Can’t trade be used as a wedge to raise environmental and labor standards?
Yes. That’s why six major environmental groups now support NAFTA. They hope that over time they can apply pressure from within to improve some of NAFTA’s weaknesses. It’s a calculated risk, which is only open to large (and, as a consequence, partially corporate-funded) organizations. Dozens of grass-roots environmental groups, who don’t stand a chance of playing international power games, oppose NAFTA.
What about the argument that jobs won’t move to Mexico because they’ve already done so?

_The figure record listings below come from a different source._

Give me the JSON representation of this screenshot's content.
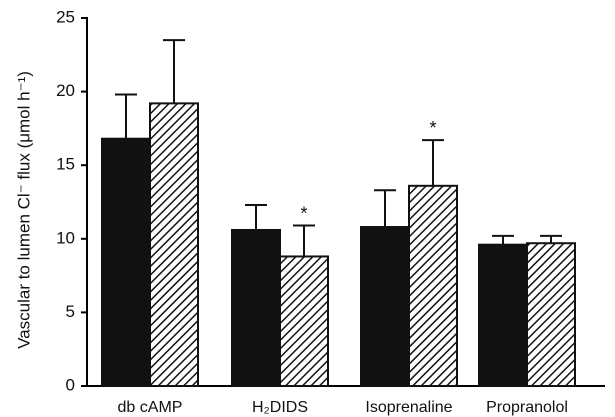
{
  "chart_data": {
    "type": "bar",
    "categories": [
      "db cAMP",
      "H2DIDS",
      "Isoprenaline",
      "Propranolol"
    ],
    "category_labels": [
      "db cAMP",
      "H₂DIDS",
      "Isoprenaline",
      "Propranolol"
    ],
    "ylabel": "Vascular to lumen Cl⁻ flux (μmol h⁻¹)",
    "ylim": [
      0,
      25
    ],
    "yticks": [
      0,
      5,
      10,
      15,
      20,
      25
    ],
    "series": [
      {
        "fill": "solid",
        "color": "#111111",
        "values": [
          16.8,
          10.6,
          10.8,
          9.6
        ],
        "errors": [
          3.0,
          1.7,
          2.5,
          0.6
        ]
      },
      {
        "fill": "hatched",
        "color": "#111111",
        "values": [
          19.2,
          8.8,
          13.6,
          9.7
        ],
        "errors": [
          4.3,
          2.1,
          3.1,
          0.5
        ]
      }
    ],
    "significance": [
      {
        "category": "H2DIDS",
        "series": 1,
        "marker": "*"
      },
      {
        "category": "Isoprenaline",
        "series": 1,
        "marker": "*"
      }
    ],
    "grid": false,
    "legend": "none"
  }
}
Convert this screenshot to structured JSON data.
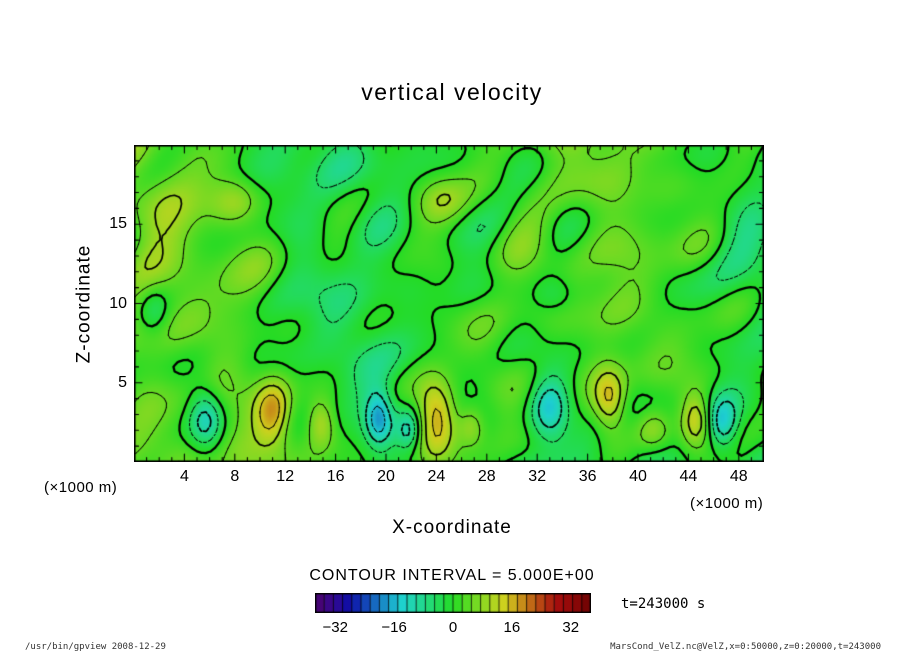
{
  "labels": {
    "contour_interval": "CONTOUR INTERVAL = 5.000E+00",
    "time": "t=243000 s"
  },
  "footer": {
    "left": "/usr/bin/gpview  2008-12-29",
    "right": "MarsCond_VelZ.nc@VelZ,x=0:50000,z=0:20000,t=243000"
  },
  "chart_data": {
    "type": "heatmap",
    "subtype": "filled-contour",
    "title": "vertical velocity",
    "xlabel": "X-coordinate",
    "ylabel": "Z-coordinate",
    "x_unit_label": "(×1000 m)",
    "y_unit_label": "(×1000 m)",
    "xlim": [
      0,
      50
    ],
    "zlim": [
      0,
      20
    ],
    "x_ticks": [
      4,
      8,
      12,
      16,
      20,
      24,
      28,
      32,
      36,
      40,
      44,
      48
    ],
    "y_ticks": [
      5,
      10,
      15
    ],
    "contour_interval": 5,
    "contour_levels": [
      -15,
      -10,
      -5,
      0,
      5,
      10,
      15,
      20
    ],
    "line_style": {
      "zero_width": 2.3,
      "thick_width": 1.7,
      "thin_width": 1.0,
      "negative_dashed": true
    },
    "colorbar": {
      "vmin": -37.5,
      "vmax": 37.5,
      "segment_interval": 2.5,
      "ticks": [
        -32,
        -16,
        0,
        16,
        32
      ]
    },
    "field": {
      "background": 0.8,
      "noise_seed": 20081229,
      "noise": [
        {
          "n": 9,
          "k_min": 0.12,
          "k_max": 0.42,
          "amp": 1.7
        },
        {
          "n": 14,
          "k_min": 0.7,
          "k_max": 1.6,
          "amp": 1.4
        }
      ],
      "features": [
        {
          "x": 5.6,
          "z": 2.8,
          "sx": 1.4,
          "sz": 2.0,
          "amp": -14
        },
        {
          "x": 11.0,
          "z": 3.1,
          "sx": 1.5,
          "sz": 2.2,
          "amp": 17
        },
        {
          "x": 14.7,
          "z": 2.4,
          "sx": 1.1,
          "sz": 1.5,
          "amp": 11
        },
        {
          "x": 19.4,
          "z": 2.7,
          "sx": 1.1,
          "sz": 1.8,
          "amp": -16
        },
        {
          "x": 21.8,
          "z": 2.0,
          "sx": 0.9,
          "sz": 1.3,
          "amp": -10
        },
        {
          "x": 24.0,
          "z": 3.0,
          "sx": 1.6,
          "sz": 2.3,
          "amp": 19
        },
        {
          "x": 26.8,
          "z": 2.2,
          "sx": 1.0,
          "sz": 1.3,
          "amp": 9
        },
        {
          "x": 33.0,
          "z": 3.3,
          "sx": 1.5,
          "sz": 2.0,
          "amp": -13
        },
        {
          "x": 37.8,
          "z": 3.8,
          "sx": 1.3,
          "sz": 1.9,
          "amp": 15
        },
        {
          "x": 41.3,
          "z": 2.0,
          "sx": 1.4,
          "sz": 1.4,
          "amp": 10
        },
        {
          "x": 44.6,
          "z": 2.6,
          "sx": 1.1,
          "sz": 1.6,
          "amp": 12
        },
        {
          "x": 46.8,
          "z": 2.4,
          "sx": 1.2,
          "sz": 1.7,
          "amp": -14
        },
        {
          "x": 8.0,
          "z": 16.5,
          "sx": 1.8,
          "sz": 1.4,
          "amp": 5.5
        },
        {
          "x": 24.5,
          "z": 16.5,
          "sx": 2.0,
          "sz": 1.5,
          "amp": 6
        },
        {
          "x": 1.5,
          "z": 9.5,
          "sx": 1.2,
          "sz": 1.5,
          "amp": -6
        },
        {
          "x": 33.5,
          "z": 10.5,
          "sx": 1.6,
          "sz": 1.3,
          "amp": -5.5
        }
      ]
    }
  }
}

They’ve already done so only in the border zones that have been open to tariff-free imports of parts and exports of products. Those zones are now stuffed with maquiladora factories of U.S. companies, paying paltry wages and openly dumping toxic wastes. NAFTA would open all Mexico not only to maquiladoras, but beyond manufacturing to economic activities from trucking to banking. Hundreds of U.S. corporations are on the verge of moving to Mexico.
Wouldn’t NAFTA help clean up the mess made on the border by the maquiladoras?
It would, at taxpayers’ expense. This use of public funds to clean up private pollution is a good clue to who drafted this agreement, for whose benefit.
Would NAFTA reduce illegal immigration to the U.S.?
The 500,000 jobs already created in the maquiladoras have certainly not stopped the flood of migrants. Real development that raises the opportunities of the poorest people in Mexico would do that, but the current NAFTA is designed to enrich the rich, not help the poor. It probably won’t make a big change in migration — but in truth no one knows.
So should we oppose more open trade with Mexico?
No. We should oppose this NAFTA and ask for a better one, written in a process open to everyone, understood by everyone, and structured not for the short-term benefit of some corporations, but for the long-term benefit of the people, economies, and environments of both countries.